Abstract

Limited biocompatibility of decellularized scaffolds is an ongoing challenge in tissue engineering. We recently demonstrated that intensified detergent-based decellularization of equine carotid artery (dEAC_intens) removed residual cellular molecules from the scaffold more efficiently than a conventional decellularization (dEAC_con), although this approach did not eliminate its immunogenicity entirely. CCN1 has been shown to improve biocompatibility of dEAC_con in a sheep model. In this study, we tested the biocompatibility of dEAC_intens and dEAC_con with or without CCN1 coating after subcutaneous implantation in rats for up to 12 weeks. Explants were assessed by conventional histopathology and immunostaining for infiltrating M2 macrophages.
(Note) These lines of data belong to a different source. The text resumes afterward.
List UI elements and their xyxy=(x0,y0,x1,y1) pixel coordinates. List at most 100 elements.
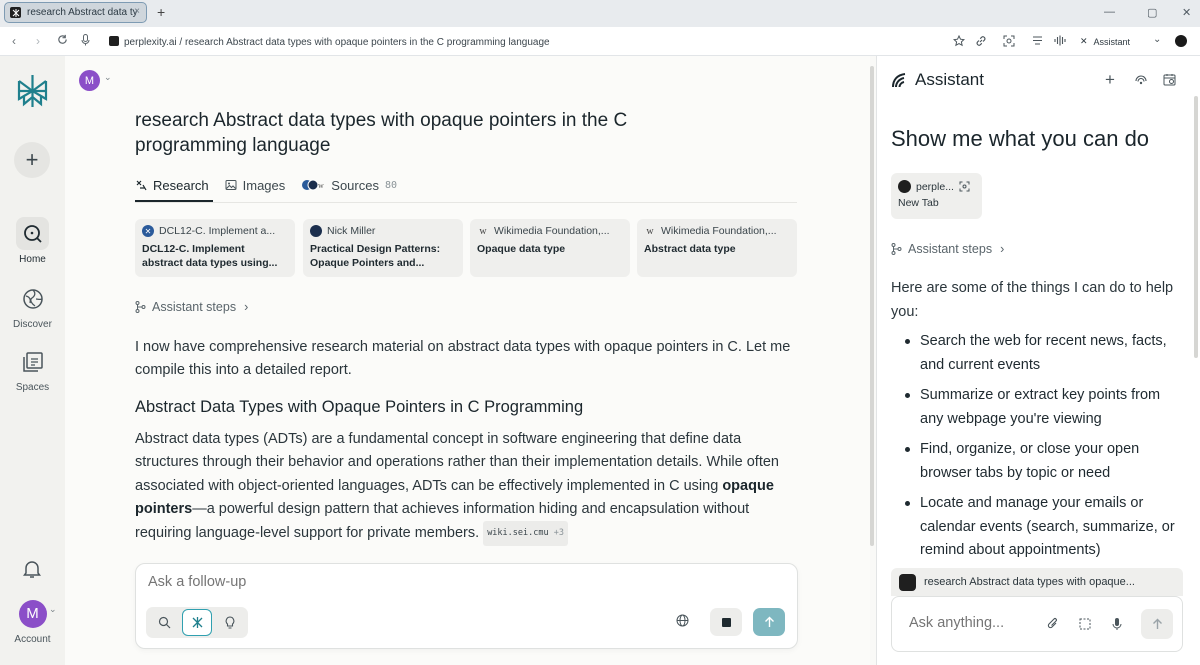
source-card-site: Nick Miller xyxy=(327,225,376,237)
maximize-icon[interactable]: ▢ xyxy=(1147,6,1157,19)
assistant-steps-toggle[interactable]: Assistant steps › xyxy=(891,242,1004,256)
back-icon[interactable]: ‹ xyxy=(12,34,16,48)
globe-sources-icon[interactable] xyxy=(676,614,689,627)
image-icon xyxy=(225,179,237,191)
site-favicon-icon xyxy=(109,36,119,46)
tab-images[interactable]: Images xyxy=(225,174,285,196)
source-card[interactable]: w Wikimedia Foundation,... Opaque data ty… xyxy=(470,219,630,277)
perplexity-favicon-icon xyxy=(898,180,911,193)
bookmark-star-icon[interactable] xyxy=(953,35,965,47)
microphone-icon[interactable] xyxy=(1112,617,1122,631)
new-tab-icon[interactable]: + xyxy=(157,4,165,20)
stop-square-icon xyxy=(721,617,731,627)
mode-switcher xyxy=(146,607,248,638)
user-avatar[interactable]: M xyxy=(79,70,100,91)
context-site: perple... xyxy=(916,180,954,193)
tab-strip: research Abstract data types with opaque… xyxy=(0,0,1200,27)
forward-icon[interactable]: › xyxy=(36,34,40,48)
link-icon[interactable] xyxy=(975,35,987,47)
answer-text: —a powerful design pattern that achieves… xyxy=(135,500,750,542)
close-window-icon[interactable]: ✕ xyxy=(1182,6,1191,19)
stop-button[interactable] xyxy=(710,608,742,636)
reader-icon[interactable] xyxy=(1032,35,1043,46)
list-item: Summarize or extract key points from any… xyxy=(905,384,1185,431)
assistant-steps-toggle[interactable]: Assistant steps › xyxy=(135,300,248,314)
assistant-input-box xyxy=(891,596,1183,652)
followup-box xyxy=(135,563,798,649)
voice-wave-icon[interactable] xyxy=(1054,35,1066,46)
list-item: Find, organize, or close your open brows… xyxy=(905,438,1185,485)
context-tab-card[interactable]: perple... New Tab xyxy=(891,173,982,219)
sources-favicons-icon: w xyxy=(301,179,325,191)
chevron-down-icon[interactable]: ⌄ xyxy=(1153,34,1161,45)
notifications-bell-icon[interactable] xyxy=(22,559,42,579)
rail-discover-label: Discover xyxy=(13,319,52,330)
source-card-site: Wikimedia Foundation,... xyxy=(661,225,777,237)
sources-count: 80 xyxy=(384,179,398,191)
list-item: Search the web for recent news, facts, a… xyxy=(905,330,1185,377)
answer-text: Abstract data types (ADTs) are a fundame… xyxy=(135,431,779,494)
history-icon[interactable] xyxy=(1163,73,1176,86)
new-chat-icon[interactable]: + xyxy=(1105,70,1115,90)
source-card[interactable]: ✕ DCL12-C. Implement a... DCL12-C. Implem… xyxy=(135,219,295,277)
attach-icon[interactable] xyxy=(1047,617,1059,631)
minimize-icon[interactable]: — xyxy=(1104,6,1115,18)
followup-input[interactable] xyxy=(148,574,748,590)
citation-source: wiki.sei.cmu xyxy=(487,528,549,539)
url-field[interactable]: perplexity.ai / research Abstract data t… xyxy=(109,36,550,48)
screenshot-search-icon[interactable] xyxy=(1003,35,1015,47)
main-content: M ⌄ research Abstract data types with op… xyxy=(65,56,874,665)
chevron-right-icon: › xyxy=(1000,242,1005,256)
labs-mode-button[interactable] xyxy=(214,609,245,636)
citation-chip[interactable]: wiki.sei.cmu +3 xyxy=(483,521,568,547)
screenshot-icon xyxy=(959,181,970,192)
arrow-up-icon xyxy=(1152,618,1162,629)
assistant-toggle-button[interactable]: ✕ Assistant xyxy=(1080,36,1130,47)
account-chevron-icon[interactable]: ⌄ xyxy=(49,604,57,615)
rail-spaces-label: Spaces xyxy=(15,382,50,393)
send-button[interactable] xyxy=(753,608,785,636)
close-assistant-icon[interactable]: ✕ xyxy=(1080,36,1088,47)
profile-icon[interactable] xyxy=(1175,35,1187,47)
browser-tab[interactable]: research Abstract data types with opaque… xyxy=(4,2,147,23)
research-mode-button[interactable] xyxy=(181,609,213,636)
source-card[interactable]: w Wikimedia Foundation,... Abstract data … xyxy=(637,219,797,277)
assistant-intro: Here are some of the things I can do to … xyxy=(891,280,1174,320)
rail-home-label: Home xyxy=(19,254,46,265)
tab-sources-label: Sources xyxy=(331,177,379,193)
select-region-icon[interactable] xyxy=(1079,618,1091,630)
perplexity-logo[interactable] xyxy=(16,73,49,109)
close-tab-icon[interactable]: × xyxy=(134,6,140,17)
answer-heading: Abstract Data Types with Opaque Pointers… xyxy=(135,398,584,416)
rail-home[interactable]: Home xyxy=(0,217,65,265)
assistant-input[interactable] xyxy=(909,615,1039,631)
main-scrollbar[interactable] xyxy=(870,66,874,546)
attached-tab-chip[interactable]: research Abstract data types with opaque… xyxy=(891,568,1183,596)
broadcast-icon[interactable] xyxy=(1134,74,1148,86)
capability-list: Search the web for recent news, facts, a… xyxy=(905,330,1185,570)
answer-paragraph: Abstract data types (ADTs) are a fundame… xyxy=(135,428,805,547)
chevron-right-icon: › xyxy=(244,300,249,314)
rail-spaces[interactable]: Spaces xyxy=(0,345,65,393)
assistant-send-button[interactable] xyxy=(1141,609,1173,639)
user-menu-chevron-icon[interactable]: ⌄ xyxy=(104,72,112,83)
tab-sources[interactable]: w Sources 80 xyxy=(301,174,397,196)
citation-more: +3 xyxy=(553,528,564,539)
branch-icon xyxy=(135,301,146,313)
left-rail: + Home Discover Spaces M Account ⌄ xyxy=(0,56,65,665)
new-thread-button[interactable]: + xyxy=(14,142,50,178)
branch-icon xyxy=(891,243,902,255)
source-card[interactable]: Nick Miller Practical Design Patterns: O… xyxy=(303,219,463,277)
tab-research[interactable]: Research xyxy=(135,174,209,196)
reload-icon[interactable] xyxy=(57,34,68,45)
microphone-icon[interactable] xyxy=(81,34,90,46)
assistant-panel: Assistant + Show me what you can do perp… xyxy=(876,56,1200,665)
assistant-scrollbar[interactable] xyxy=(1194,96,1198,358)
source-card-title: DCL12-C. Implement abstract data types u… xyxy=(142,243,278,269)
result-tabs: Research Images w Sources 80 xyxy=(135,174,397,196)
search-mode-button[interactable] xyxy=(149,609,180,636)
attached-tab-title: research Abstract data types with opaque… xyxy=(924,576,1135,588)
wikipedia-icon: w xyxy=(646,225,654,237)
tab-research-label: Research xyxy=(153,177,209,193)
rail-discover[interactable]: Discover xyxy=(0,282,65,330)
Moreover, human macrophages derived from monocytes (MDM) or THP-1 cells (THP-derived macrophages [TDM]) were seeded onto dEAC_con and dEAC_intens, and activation was assessed either by cytokine expression or matrix metalloprotease 2 and 7 staining. dEAC_intens showed a significantly reduced inflammatory infiltration (52%; p < 0.0001), as well as an earlier and denser neovascularization (1.4-fold, p < 0.0001) independent of CCN1 coating, which, however, reduced fibrosis exclusively with dEAC_intens (26-53%; p < 0.05). Human MDM seeded for 48 h onto dEAC_intens showed higher transcript levels for anti-inflammatory IL-10 (2.3-fold), proinflammatory TNFα (2.2-fold), and macrophage/monocyte recruiting MIP1α (3.5-fold; all p < 0.05) and MCP (2.7-fold; p < 0.01), whereas 1.92-fold more TDM on dEAC_intens showed staining for MMP2 (p > 0.001). Thus, although being advantageous in regard to fibrosis, CCN1 coating of dEAC_intens does not appear to be necessary for further improving dEAC_intens excellent biocompatibility in rats. In humans, the unspecific cellular immune response toward dEAC_intens seemed to be more complex, but generally comparable to the mild acute inflammatory tissue reaction with high remodeling activity as observed after rat subcutaneous implantation.